After installing the FIM 2010 R2 Password Reset and Registration website the Reset website work perfectly while the Registration website kept prompting from authetication. In order to resolve this we check browser security settings as well as SPN’s. The authetication issue was resolved through changing the deployed service account of the FIM 2010 R2 Password website application pools. Following this the website loaded but when a user clicked “Next” in order to detect the locally logged on user the following error was displayed.
Ensure you enter your user name correctly.If you still cannot reset your password, please contact your helpdesk for assistance. (Error 3001)

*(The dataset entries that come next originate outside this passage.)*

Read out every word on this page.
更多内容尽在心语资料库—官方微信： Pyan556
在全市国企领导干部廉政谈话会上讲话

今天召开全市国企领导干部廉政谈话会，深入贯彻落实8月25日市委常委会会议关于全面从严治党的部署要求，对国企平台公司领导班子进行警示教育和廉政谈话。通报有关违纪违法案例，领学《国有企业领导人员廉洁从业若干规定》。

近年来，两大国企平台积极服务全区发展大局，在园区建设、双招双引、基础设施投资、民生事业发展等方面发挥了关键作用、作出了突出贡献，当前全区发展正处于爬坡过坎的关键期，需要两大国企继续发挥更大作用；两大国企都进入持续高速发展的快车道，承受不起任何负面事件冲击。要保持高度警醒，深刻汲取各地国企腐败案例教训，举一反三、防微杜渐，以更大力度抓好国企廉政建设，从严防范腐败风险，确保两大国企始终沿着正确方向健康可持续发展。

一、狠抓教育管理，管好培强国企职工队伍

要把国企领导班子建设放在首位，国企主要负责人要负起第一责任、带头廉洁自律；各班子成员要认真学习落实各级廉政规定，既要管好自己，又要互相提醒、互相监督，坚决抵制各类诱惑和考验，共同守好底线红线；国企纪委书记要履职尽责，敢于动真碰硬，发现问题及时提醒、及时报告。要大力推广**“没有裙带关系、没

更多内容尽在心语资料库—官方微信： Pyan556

Searching around there was not much info about it, but after quite a bit of messing around the error was again down to SPN’s. The correct SPN is listed in the “Before you begin” guide for FIM 2010 R2 under the “To establish the SPNs for the FIM Service service and FIM Password Portals” and relates to the SPN for the FIM password portal computer account. See the instruction below:
Repeat the above step for each of the FIM Password portals, using setspn.exe –S HTTP/<ssprPortalHostHeaderName> <domain>\<ssprPortalMachineAccount$>, where <ssprPortalHostHeaderName> is the binding information for the FIM Password portal Host Name that was entered during setup. This is the name that will be used by clients to contact the portals.
Following the verification of this SPN the authetication and the user detection functioned perfectly.